James Mark Shields, associate professor of comparative humanities and Asian thought at Bucknell University, recently served as a guest of the Tanaka Asian Studies Lecture Series on April 18, delivering the talk, “Against Harmony: Progressive and Radical Buddhism in Modern Japan.”
“Professor Shields is one of the leading specialists in radical and progressive Buddhism, pushing the boundaries of how we understand Buddhist thought and practice in Asia,” says Darrin Magee, associate professor of environmental studies and chair of the Asian Studies Department. “We’re extremely fortunate to have him joining us here as part of the Tanaka Asian Study Lecture Series.”

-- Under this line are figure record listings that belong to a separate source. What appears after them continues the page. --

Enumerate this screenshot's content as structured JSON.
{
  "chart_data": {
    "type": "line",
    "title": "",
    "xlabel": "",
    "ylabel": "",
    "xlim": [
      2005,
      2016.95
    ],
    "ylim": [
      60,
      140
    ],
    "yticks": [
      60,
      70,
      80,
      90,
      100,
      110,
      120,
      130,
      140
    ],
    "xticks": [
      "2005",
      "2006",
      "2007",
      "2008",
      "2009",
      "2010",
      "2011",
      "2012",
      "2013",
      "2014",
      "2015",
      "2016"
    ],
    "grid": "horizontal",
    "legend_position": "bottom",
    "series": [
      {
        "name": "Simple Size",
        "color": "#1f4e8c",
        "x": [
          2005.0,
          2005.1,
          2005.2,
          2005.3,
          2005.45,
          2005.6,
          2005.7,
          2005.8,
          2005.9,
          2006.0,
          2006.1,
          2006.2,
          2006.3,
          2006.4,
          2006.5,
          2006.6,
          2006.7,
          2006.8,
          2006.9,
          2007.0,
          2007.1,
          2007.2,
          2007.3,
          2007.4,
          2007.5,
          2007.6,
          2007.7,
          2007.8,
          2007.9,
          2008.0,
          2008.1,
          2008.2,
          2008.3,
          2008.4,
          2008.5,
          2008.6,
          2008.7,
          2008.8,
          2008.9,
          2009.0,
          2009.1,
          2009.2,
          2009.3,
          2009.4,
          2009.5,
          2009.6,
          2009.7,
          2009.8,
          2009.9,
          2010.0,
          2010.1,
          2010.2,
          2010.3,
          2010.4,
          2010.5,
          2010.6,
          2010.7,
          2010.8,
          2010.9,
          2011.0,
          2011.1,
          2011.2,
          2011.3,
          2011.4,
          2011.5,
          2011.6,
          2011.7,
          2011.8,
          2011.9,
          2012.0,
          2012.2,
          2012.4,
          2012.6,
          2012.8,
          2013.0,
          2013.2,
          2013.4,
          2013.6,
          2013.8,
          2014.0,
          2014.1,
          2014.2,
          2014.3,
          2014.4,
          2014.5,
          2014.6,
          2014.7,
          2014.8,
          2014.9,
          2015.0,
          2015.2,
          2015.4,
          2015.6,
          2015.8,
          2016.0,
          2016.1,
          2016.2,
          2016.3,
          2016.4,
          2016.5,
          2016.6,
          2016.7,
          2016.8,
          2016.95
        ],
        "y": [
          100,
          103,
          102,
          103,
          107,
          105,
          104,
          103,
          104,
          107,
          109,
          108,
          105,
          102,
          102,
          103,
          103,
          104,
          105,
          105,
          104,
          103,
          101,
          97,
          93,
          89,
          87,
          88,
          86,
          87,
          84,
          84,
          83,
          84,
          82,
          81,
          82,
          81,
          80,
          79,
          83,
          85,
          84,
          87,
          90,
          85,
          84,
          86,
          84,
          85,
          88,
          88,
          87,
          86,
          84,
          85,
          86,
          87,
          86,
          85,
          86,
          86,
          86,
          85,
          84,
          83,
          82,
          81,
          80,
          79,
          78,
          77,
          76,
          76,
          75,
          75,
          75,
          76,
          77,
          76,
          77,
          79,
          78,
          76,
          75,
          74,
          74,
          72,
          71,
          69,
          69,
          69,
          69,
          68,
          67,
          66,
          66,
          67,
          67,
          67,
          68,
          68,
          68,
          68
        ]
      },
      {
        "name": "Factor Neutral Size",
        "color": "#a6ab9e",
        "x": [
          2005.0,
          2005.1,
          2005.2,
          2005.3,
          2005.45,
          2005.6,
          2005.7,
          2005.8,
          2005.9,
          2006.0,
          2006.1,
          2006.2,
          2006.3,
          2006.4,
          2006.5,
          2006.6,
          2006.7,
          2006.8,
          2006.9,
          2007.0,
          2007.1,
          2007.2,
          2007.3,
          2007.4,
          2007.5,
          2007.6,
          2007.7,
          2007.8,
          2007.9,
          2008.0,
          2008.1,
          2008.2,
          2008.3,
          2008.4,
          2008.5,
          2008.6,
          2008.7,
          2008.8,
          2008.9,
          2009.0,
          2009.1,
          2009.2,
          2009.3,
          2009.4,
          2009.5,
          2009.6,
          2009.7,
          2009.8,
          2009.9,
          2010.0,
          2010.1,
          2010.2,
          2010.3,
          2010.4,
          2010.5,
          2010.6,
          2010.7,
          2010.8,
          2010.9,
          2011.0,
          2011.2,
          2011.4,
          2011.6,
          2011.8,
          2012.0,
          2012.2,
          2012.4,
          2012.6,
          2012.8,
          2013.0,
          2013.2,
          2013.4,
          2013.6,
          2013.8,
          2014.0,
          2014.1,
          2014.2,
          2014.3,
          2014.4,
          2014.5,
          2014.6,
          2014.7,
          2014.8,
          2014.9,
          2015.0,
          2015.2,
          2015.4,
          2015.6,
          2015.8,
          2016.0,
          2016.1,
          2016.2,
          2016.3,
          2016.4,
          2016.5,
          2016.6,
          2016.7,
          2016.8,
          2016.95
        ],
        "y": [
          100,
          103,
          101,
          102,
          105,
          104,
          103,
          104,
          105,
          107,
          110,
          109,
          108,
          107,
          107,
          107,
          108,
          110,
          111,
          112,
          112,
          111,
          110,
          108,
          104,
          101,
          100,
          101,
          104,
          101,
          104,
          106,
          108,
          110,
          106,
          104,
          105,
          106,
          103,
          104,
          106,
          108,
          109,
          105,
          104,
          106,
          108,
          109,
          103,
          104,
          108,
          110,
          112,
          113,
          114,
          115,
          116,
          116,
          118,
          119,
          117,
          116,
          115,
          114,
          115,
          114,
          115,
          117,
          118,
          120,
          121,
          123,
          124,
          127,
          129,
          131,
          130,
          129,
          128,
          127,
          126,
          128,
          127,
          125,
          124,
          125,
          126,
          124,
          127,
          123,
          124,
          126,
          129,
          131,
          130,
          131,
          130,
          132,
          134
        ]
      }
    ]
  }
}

At Bucknell, Shields teaches courses on Modern Japanese Buddhist thought, Buddhism, Shinto, East Asian religions, Asian and comparative philosophy, and sexuality and gender. He has published two books, including “Critical Buddhism: Engaging with Modern Japanese Buddhist Thought” and “Teaching Buddhism in the West: From the Wheel to the Web.” Shields has also authored five book chapters and more than a dozen articles in academic journals.
Shields received his Ph.D., M.A. and B.A. from McGill University in Montréal, and his M.Phil. from the University of Cambridge. He has been an associate in research at the Reischauer Institute for Japanese Studies at Harvard University since 2009.
Prior to his Tanaka lecture, Shields facilitated a session of Associate Professor of Religious Studies John Krummel’s “Japanese Religions” course.
The Tanaka Asian Studies Lecture Series is funded by the Tanaka Memorial Foundation. Since 1992, the Foundation has been a major contributor to the education and intellectual growth of both faculty and students on the HWS campus.
The event was coordinated by Magee, who joined the HWS faculty in 2008. He has authored a number of articles on China’s water and energy and has presented his work at conferences and institutes throughout the world, including Oxford University, the University of Colorado and the National Youth Science Foundation.